International bandwidth to explode this year

The supply of international bandwidth to New Zealand is about to explode with two new satellites coming on-stream in the next year.

The supply of international bandwidth to New Zealand is about to explode with two new satellites coming on-stream in the next year.

Swedish telecommunications manufacturer Ericsson's partnership with Thai-based Shin Satellite will see one of the earth stations for the new IPStar satellite based in Auckland. IPStar will provide up to 45GBit/s connectivity between New Zealand and South East Asia.

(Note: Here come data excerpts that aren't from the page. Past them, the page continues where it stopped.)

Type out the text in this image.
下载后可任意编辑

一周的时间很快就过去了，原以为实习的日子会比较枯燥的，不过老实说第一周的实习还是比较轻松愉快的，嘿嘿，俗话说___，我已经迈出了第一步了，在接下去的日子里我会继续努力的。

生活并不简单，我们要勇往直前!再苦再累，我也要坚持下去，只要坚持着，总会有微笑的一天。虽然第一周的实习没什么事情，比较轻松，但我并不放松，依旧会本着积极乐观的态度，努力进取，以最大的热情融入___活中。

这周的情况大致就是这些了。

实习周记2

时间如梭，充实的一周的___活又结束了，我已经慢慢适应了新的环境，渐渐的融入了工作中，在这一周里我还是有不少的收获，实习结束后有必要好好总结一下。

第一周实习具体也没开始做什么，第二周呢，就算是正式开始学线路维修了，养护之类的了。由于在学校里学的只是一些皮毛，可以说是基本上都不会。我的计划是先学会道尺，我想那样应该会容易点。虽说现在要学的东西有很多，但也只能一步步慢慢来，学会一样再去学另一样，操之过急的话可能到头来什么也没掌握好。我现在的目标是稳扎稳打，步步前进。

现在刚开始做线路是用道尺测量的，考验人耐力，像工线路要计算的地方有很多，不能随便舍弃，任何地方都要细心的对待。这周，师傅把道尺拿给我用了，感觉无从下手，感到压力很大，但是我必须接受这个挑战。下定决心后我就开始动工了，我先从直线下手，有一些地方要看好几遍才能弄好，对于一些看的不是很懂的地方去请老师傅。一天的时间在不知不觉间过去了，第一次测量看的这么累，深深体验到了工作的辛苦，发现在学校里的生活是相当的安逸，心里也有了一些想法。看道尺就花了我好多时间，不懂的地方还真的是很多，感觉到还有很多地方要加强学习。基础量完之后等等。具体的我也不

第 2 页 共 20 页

Meanwhile French telecomms manufacturer Alcatel is also launching a new satellite, Worldsat 3, which will operate over the Pacific.

Worldsat 3 covers an area stretching from the Bearing Strait in the north down to New Zealand and from South East Asia across to the west coast of the US and is expected to be launched by the end of 2005. Already Boeing has signed on as a customer to allow it to equip its aircraft with broadband internet access for passengers.

Currently the bulk of New Zealand's international bandwidth is provided by the Southern Cross Cable, which is a joint venture between Telecom, with 50% shareholding, Australian telco Optus, with 40% and MCI with 10%. The cable provides 240GBit/s between New Zealand, Fiji, Australia and the west coast of the US and can be boosted to 480GBit/s relatively easily. The cable cost US$1.3 billion while each of the two satellites is expected to cost around US$400 million each.

Ericsson and Shin have bid for the government's last Project Probe broadband region, the extremely remote satellite-service region. The government has yet to announce a winner for that tender.

Shin expects the local end of the operation to be operational by the end of Q1 this year with gateway to be built in New Zealand expected to be operational by the middle of this year.